Chapter 33: Nethergill IV– Outsmarted

For what felt like the thousandth time, Janet picked up the mana signature of yet another locust as it homed in on her position. Her brain was on fire with exhaustion, and her core was beginning to feel like an overused waterskin, mushy and overstretched and just one solid thwack away from complete collapse.

Still, she marshalled her resources to calculate the locust’s trajectory. Her headache was beginning to get in the way, but she pressed on regardless. A deployment of an explosive bolt of compressed mana followed by actuation of needle-sharp shadow constructs at its landing point, and she was ready for her next opponent.

The fight was unending. Already, she had been forced to down two more mana potions. Her muscles twitched with exhaustion, yearning for a moment’s relaxation, and worst of all her mind was closing in on its absolute limits. The fight had pushed her that far.

‘If only Aurelia was awake,’ she thought, ‘then we’d take turns obliterating the insects.’

She had already given up hope of Darius and Sylthis coming to their rescue. Not to say that it was out of the question, but expecting to be bailed out was just asking to die at the hands of the relentless swarm.

By that point, she’d built up a rhythm in her attack.
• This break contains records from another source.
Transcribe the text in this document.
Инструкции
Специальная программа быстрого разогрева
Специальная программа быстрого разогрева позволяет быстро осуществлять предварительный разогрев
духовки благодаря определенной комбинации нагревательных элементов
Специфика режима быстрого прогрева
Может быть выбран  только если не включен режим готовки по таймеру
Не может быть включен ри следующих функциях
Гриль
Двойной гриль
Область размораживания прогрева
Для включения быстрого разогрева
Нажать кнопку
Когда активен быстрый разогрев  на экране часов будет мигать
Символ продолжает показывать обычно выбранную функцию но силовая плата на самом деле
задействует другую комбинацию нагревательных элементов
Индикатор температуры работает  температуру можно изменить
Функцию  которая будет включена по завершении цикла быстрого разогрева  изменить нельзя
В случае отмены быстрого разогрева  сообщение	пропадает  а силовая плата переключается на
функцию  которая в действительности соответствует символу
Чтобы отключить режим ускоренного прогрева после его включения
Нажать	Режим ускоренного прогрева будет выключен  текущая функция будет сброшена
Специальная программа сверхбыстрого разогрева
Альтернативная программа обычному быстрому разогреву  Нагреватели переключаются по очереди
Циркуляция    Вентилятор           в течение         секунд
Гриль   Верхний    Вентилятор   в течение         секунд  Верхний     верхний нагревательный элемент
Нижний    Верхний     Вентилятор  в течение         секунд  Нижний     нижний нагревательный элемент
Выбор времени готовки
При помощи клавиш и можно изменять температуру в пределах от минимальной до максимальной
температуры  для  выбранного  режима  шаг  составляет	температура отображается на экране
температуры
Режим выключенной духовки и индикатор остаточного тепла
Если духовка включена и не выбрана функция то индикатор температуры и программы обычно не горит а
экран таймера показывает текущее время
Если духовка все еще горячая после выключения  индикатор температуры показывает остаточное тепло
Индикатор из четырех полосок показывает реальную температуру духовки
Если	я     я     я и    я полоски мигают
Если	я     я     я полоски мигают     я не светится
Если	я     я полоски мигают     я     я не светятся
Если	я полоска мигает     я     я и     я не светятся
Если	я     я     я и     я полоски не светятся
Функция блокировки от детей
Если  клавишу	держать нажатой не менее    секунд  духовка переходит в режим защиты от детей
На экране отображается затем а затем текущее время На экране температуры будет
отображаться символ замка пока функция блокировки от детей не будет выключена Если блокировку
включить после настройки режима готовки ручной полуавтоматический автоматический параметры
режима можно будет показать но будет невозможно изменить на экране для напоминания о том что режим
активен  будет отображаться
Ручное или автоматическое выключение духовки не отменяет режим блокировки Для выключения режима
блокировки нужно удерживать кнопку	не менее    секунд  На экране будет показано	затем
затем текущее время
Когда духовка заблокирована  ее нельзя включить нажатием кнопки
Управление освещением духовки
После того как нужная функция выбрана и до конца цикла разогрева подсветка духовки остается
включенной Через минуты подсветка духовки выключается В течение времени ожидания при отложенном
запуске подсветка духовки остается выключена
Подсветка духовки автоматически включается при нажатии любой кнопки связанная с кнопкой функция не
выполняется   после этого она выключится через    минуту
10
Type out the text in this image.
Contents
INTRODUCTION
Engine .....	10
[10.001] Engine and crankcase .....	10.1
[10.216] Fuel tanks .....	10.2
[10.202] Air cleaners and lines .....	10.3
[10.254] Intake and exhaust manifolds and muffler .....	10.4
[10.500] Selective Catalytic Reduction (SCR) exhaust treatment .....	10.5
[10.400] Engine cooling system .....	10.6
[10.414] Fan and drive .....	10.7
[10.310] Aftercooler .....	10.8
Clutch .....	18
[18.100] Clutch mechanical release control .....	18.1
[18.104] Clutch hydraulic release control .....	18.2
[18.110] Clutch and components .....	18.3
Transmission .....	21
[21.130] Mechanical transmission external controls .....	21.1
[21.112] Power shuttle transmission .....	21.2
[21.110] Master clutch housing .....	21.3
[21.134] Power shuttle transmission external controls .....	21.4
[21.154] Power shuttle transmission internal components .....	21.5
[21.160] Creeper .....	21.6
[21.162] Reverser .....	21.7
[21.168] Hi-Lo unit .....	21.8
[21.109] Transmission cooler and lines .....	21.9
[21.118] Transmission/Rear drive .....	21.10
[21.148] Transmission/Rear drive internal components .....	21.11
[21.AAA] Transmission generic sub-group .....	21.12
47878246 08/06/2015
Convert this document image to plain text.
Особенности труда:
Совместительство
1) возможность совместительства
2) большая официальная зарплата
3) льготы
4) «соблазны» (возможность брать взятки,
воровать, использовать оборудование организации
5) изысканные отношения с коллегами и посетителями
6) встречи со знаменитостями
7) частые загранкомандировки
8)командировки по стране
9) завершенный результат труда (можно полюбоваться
Locusts entered her sphere of perception, which consisted of the hundreds-meter radius covered by her [Construct Zone]. [Shadow Authority] gave her command of every shadow the zone called into action, relaying all that information directly into her brain.

Once the assailants entered that sphere, it took her less than a split second to calculate their trajectory – locusts were not very maneuverable in their flight. Before they closed in on her position enough to cause any damage, an [Empowered Shadow Bolt] took out their wings.

Since every blade of grass on the ground cast its own shadow, all she had to do was mobilize the shadows at the exact spot that the locust would unceremoniously land into thin yet sturdy spikes. Gravity took care of the rest, depositing the insects right atop their doom.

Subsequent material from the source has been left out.